Kant identifica a menudo lo sublime con la sensación que se experimenta ante esa fuerza incontenible de la naturaleza presente en la tormenta, en el huracán o en el poderoso océano. La mañana en la que comenzó la batalla, el arrogante poderío de la naturaleza tampoco faltó a su cita, concretándose en un tremendo diluvio que dificultó, aún más si cabe, el tránsito de los romanos a través de la espesura.
No olvidemos el ansia del hombre romántico por alcanzar el infinito y fundirse con la naturaleza, su necesidad por formar parte de la tierra y el cosmos. Eso también estaba allí aquel día. Estaba en aquellos cuerpos pintados que permitían a los miembros de las tribus germanas fundirse con el todo, pero fundamentalmente estaba en su alma cargada de anhelo por encontrar la más profunda comunión con los ocultos secretos del bosque.

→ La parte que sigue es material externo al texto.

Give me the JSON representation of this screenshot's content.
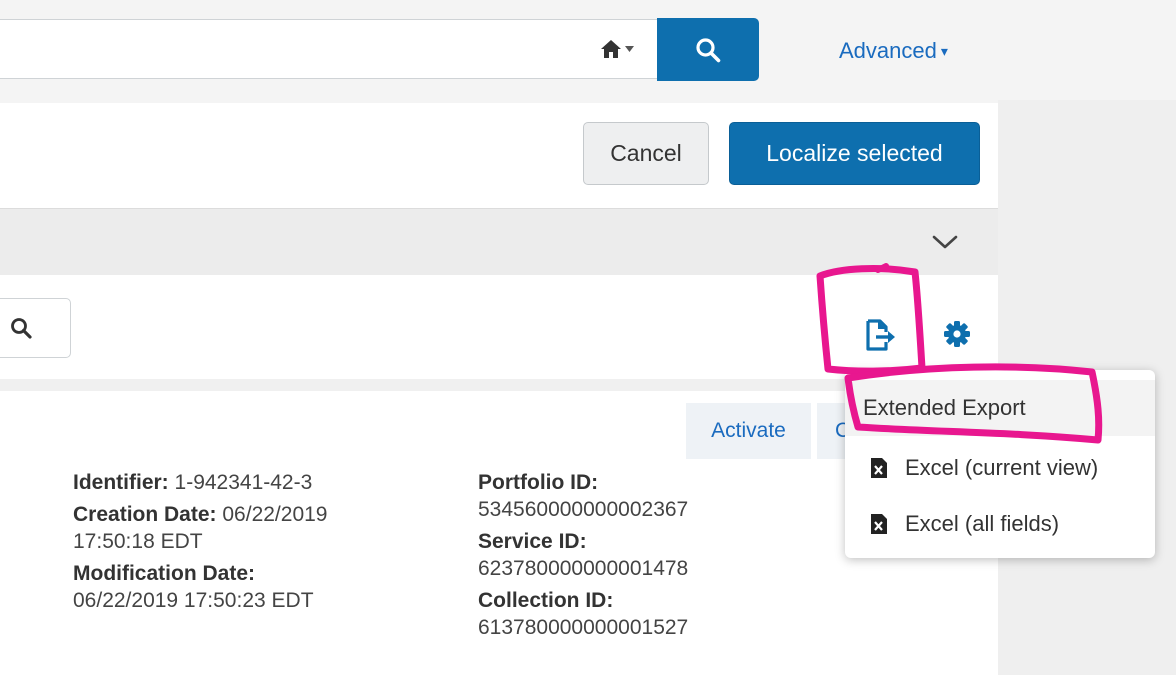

No faltó tampoco el culto al héroe encarnado en la figura de Arminio, un hombre con el suficiente carisma e inteligencia como para unir a la mayoría de las tribus germánicas frente al enemigo común. A pesar de que dicha unión no fue duradera debido a los problemas entre los distintos clanes, al menos sí sirvió para vislumbrar el origen de ese sentimiento nacionalista, el Volksgesit, el espíritu del pueblo, tan propio de la época romántica. Por cierto que hay un equipo alemán llamado Arminia Bielefeld en honor al jefe de los queruscos.
Tanta fascinación ofrecían estos ambientes para los románticos que llegaron a buscar habitualmente su inspiración en la cultura de los propios bárbaros y en el mundo de la Edad Media. Ya Schlegel pensaba que, si el Medievo era la noche, al menos era una noche plagada de estrellas. Una bella forma de expresar su admiración por esa etapa de la historia.
Todo este cúmulo de ideas propias del ambiente romántico alemán lo veo también en su fútbol. Los partidos en los campos alemanes tenían algo de sublime, algo tan profundamente bello como terrorífico.
La imagen persiste en mi mente. Estadios grandes, con inmensas gradas rodeando el césped helado. Lluvia y niebla más que probables en un entorno al que la afición y su rugido dotaba de una acechante belleza que amenazaba con destruirte en cualquier momento para recrear así la imagen que Schopenhauer tenía de lo sublime: la observación de un objeto bello y maligno que tenía la facultad de acabar con aquel que lo observaba.
Todo ese contexto era algo que, como excelso y grandioso, te maravillaba y acongojaba al mismo tiempo. Lo de acongojaba lo digo por no utilizar otra palabra algo más contundente. En cualquier caso esa misma sensación de pequeñez ante lo sublime la experimentaban también nuestros futbolistas que entre resbalones, hielo y el rugir de la grada, acababan sobrepasados por el rodillo alemán.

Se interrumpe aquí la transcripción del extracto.